George Harvey Ball (1819–1907) was an American academic, pastor, writer, and founder of Keuka College in New York.

==Early life and education==
George H. Ball was born in 1819 near the city of Sherbrooke, Quebec to American parents from Massachusetts, William and Marcy (Harvey) Ball. In 1836 his family moved to Ohio. Rev. Ransom Dunn, a Free Will Baptist minister befriended Ball and introduced him to that denomination.
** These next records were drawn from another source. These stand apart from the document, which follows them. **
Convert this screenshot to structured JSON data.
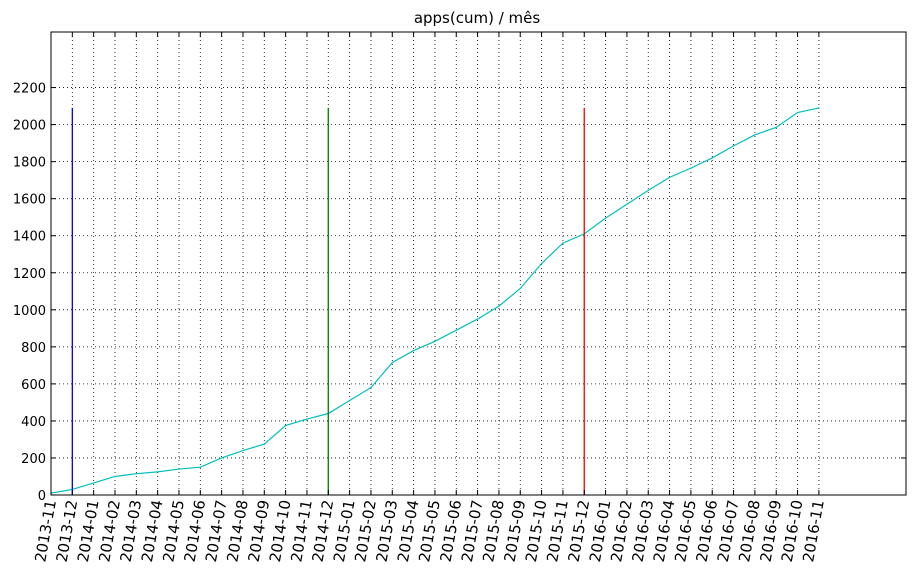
{
  "chart_data": {
    "type": "line",
    "title": "apps(cum) / mês",
    "xlabel": "",
    "ylabel": "",
    "categories": [
      "2013-11",
      "2013-12",
      "2014-01",
      "2014-02",
      "2014-03",
      "2014-04",
      "2014-05",
      "2014-06",
      "2014-07",
      "2014-08",
      "2014-09",
      "2014-10",
      "2014-11",
      "2014-12",
      "2015-01",
      "2015-02",
      "2015-03",
      "2015-04",
      "2015-05",
      "2015-06",
      "2015-07",
      "2015-08",
      "2015-09",
      "2015-10",
      "2015-11",
      "2015-12",
      "2016-01",
      "2016-02",
      "2016-03",
      "2016-04",
      "2016-05",
      "2016-06",
      "2016-07",
      "2016-08",
      "2016-09",
      "2016-10",
      "2016-11"
    ],
    "series": [
      {
        "values": [
          10,
          30,
          65,
          100,
          115,
          125,
          140,
          150,
          200,
          240,
          275,
          375,
          410,
          440,
          510,
          580,
          715,
          780,
          830,
          890,
          950,
          1020,
          1115,
          1250,
          1360,
          1410,
          1495,
          1570,
          1645,
          1715,
          1765,
          1820,
          1885,
          1945,
          1985,
          2065,
          2090
        ],
        "color": "#00BFBF"
      }
    ],
    "markers": [
      {
        "at": "2013-12",
        "ymin": 0,
        "ymax": 2090,
        "color": "#0000FF"
      },
      {
        "at": "2014-12",
        "ymin": 0,
        "ymax": 2090,
        "color": "#008000"
      },
      {
        "at": "2015-12",
        "ymin": 0,
        "ymax": 2090,
        "color": "#FF0000"
      }
    ],
    "yticks": [
      0,
      200,
      400,
      600,
      800,
      1000,
      1200,
      1400,
      1600,
      1800,
      2000,
      2200
    ],
    "ylim": [
      0,
      2500
    ],
    "x_tick_rotation_deg": 80,
    "grid": true,
    "grid_style": "dotted",
    "legend": "none"
  }
}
Ball studied at Farmington Academy and Grand River Institute and received a license to preach in 1843 and moved to Canada to preach and teach. In 1847 Ball graduated from the Baptist Bible School (later named Cobb Divinity School at Bates College), which was then located in Whitestown, New York. Bates College later awarded Ball an honorary doctorate of divinity. After giving them a loan, George Ball's nephews, the Ball brothers, developed the Ball canning jar and eventually founded Ball State University with the proceeds from this successful investment.

George H. Ball descends from an early colonial immigrant, Edward Ball, and several other founders of Newark, New Jersey.

==Career==
Ball married Maria L. Bensly and served as a pastor in Chester, Ohio, and principal of Geauga Seminary in Ohio where he taught future President James A. Garfield and future First Lady Lucretia Garfield. In 1851, Ball started a church in Buffalo, New York, and then became pastor of Roger Williams Church in Providence, Rhode Island. Ball also served as a Trustee of Storer College and Hillsdale College. Ball was the founder of Keuka College in New York. He also served as an editor of the "Morning Star" and "Baptist Union." Ball returned to Buffalo and during the election of 1884 was known for his investigation of a scandal involving Grover Cleveland fathering a child out of wedlock. Ball died in 1907 in Clifton Springs, New York. He was predeceased by his wife and survived by two daughters.